As with anything, "Rome was not built in a day", and you don't have to throw yourself immediately at doing the thing required to reach an achievement, nor to accomplish each achievement at once: those approaches will set you up for failure. If it is hard, try it one day at a time. Talk to people who support you, including your loved ones and you treatment team. Maybe set a goal to accomplish one thing towards your achievement three times in a day.
This article from Science of EDs, Unpacking Recovery Part 4: Are We All on the Same Page?, explores the issues around clients/patients defining their own measures of success versus having clinicians deciding success measures for their clients.
“Tell me, what is it you plan to do with your one wild and precious life?”
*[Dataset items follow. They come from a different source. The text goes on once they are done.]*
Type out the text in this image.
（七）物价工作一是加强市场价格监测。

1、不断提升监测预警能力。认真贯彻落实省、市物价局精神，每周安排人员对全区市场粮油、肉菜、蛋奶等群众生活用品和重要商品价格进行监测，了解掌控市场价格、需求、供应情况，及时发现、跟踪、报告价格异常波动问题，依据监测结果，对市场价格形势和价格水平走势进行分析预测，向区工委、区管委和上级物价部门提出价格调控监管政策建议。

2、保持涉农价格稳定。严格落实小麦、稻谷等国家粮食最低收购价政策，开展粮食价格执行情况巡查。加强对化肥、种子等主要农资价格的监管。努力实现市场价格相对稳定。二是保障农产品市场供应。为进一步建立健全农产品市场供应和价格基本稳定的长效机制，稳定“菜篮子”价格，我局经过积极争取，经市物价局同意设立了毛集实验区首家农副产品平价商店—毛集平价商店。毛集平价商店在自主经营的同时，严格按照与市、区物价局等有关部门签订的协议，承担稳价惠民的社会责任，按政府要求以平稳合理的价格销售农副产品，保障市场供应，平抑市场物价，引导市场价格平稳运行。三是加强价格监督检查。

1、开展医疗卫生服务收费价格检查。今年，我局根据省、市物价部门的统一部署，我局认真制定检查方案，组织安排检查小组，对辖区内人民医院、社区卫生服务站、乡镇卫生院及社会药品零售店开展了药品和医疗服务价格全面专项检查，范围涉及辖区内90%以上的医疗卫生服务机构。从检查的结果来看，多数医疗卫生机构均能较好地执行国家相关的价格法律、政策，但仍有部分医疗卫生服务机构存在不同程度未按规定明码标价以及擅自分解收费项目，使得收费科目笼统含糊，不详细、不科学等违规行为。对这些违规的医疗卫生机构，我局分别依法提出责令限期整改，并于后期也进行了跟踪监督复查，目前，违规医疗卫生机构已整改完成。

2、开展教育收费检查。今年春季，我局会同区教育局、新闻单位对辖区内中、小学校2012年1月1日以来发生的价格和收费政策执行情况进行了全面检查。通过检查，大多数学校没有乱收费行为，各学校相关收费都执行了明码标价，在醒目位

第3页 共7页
The final approach I am going to describe is "harm reduction.” You may have heard the phrase used as approach to treating people who are struggling with addictions. It is accepting that, at this time, at least, some people struggling with eating disorders are just not in a place to recover. With a complete circle of support, however, we can help people reduce the harm, or the amount of harm, that they would otherwise experience. It can reduce hospitalizations, get people more involved in their communities, help them cook meals that they will eat, and even, sometimes, improve their weight by some amount.
Harm reduction usually requires a team of clinicians, from GPs, psychiatrists, therapists/counsellors, occupational therapists, to dietitians and others. The team is based around the client's needs and willingness to pursue this route. All of these clinicians see the client in their home, or in their home community; the client doesn't travel from office to office. In addition to helping with jointly developing a meal plan and helping with grocery shopping, harm reduction also often includes meal preparation and some meal support. This approach is not intended to allow clients to get worse, although that will surely happen in some cases, but more to actually meet them where they are at and let the clients define what needs they acknowledge and how they want to meet them.
Of course, I had a handful of articles saved on eating disorder harm reduction, but can only find one, Chronic Eating Disorders. (Please note that numbers, including weight, are mentioned, so please do not read if numbers trigger you.)